Quantitation of serum erythropoietin concentration serves as a diagnostic adjunct in determining the cause of anemia or erythrocytosis. Aplastic anemia, hemolytic anemia and anemia due to iron deficiency all result in serum EPO elevation. Whereas, EPO levels in patients with secondary anemia due to renal failure and other disorders such as acquired immune deficiency syndrome (AIDS) are generally inappropriately low for the degree of anemia. This is mostly likely caused by an impaired ability of the diseased kidney to produce adequate quantities of EPO8. Low concentrations of EPO may give an early warning of kidney transplant rejection10. EPO also can be used to monitor AIDS patients undergoing Zidovudine (AZT) therapy. An increased concentration of EPO verifies that anemia associated with AZT therapy is due to red cell hypoplasia or apliasia10.

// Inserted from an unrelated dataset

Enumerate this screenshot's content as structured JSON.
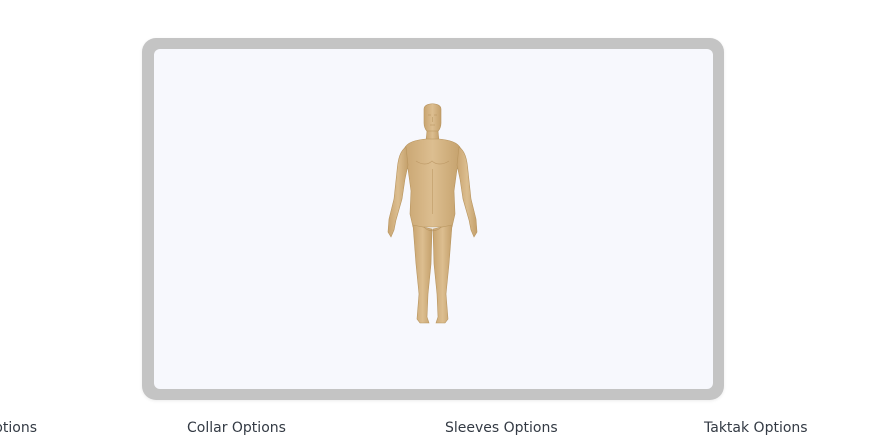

Polycythemia rubra vera, or primary erythrocytosis (an increase of red blood cell mass) results from unstimulated over production of erythrocytes. Hence, the increase in the hemoglobin causes decreased production of EPO, which results in subnormal levels of serum EPO9. Secondary polycythemias, which are also characterized by an increase in the total red blood cell mass, occur as a physiological response to elevated levels of circulatory EPO caused by tissue hypoxia. The hypoxia may be due to such factors as pulmonary fibrosis, cardiovascular disease, prolonged exposure to high altitude, abnormal forms of hemoglobin or drug treatment10. Some tumors produce EPO and, in these cases, EPO may be used as a tumor marker to monitor the effectiveness of treatment.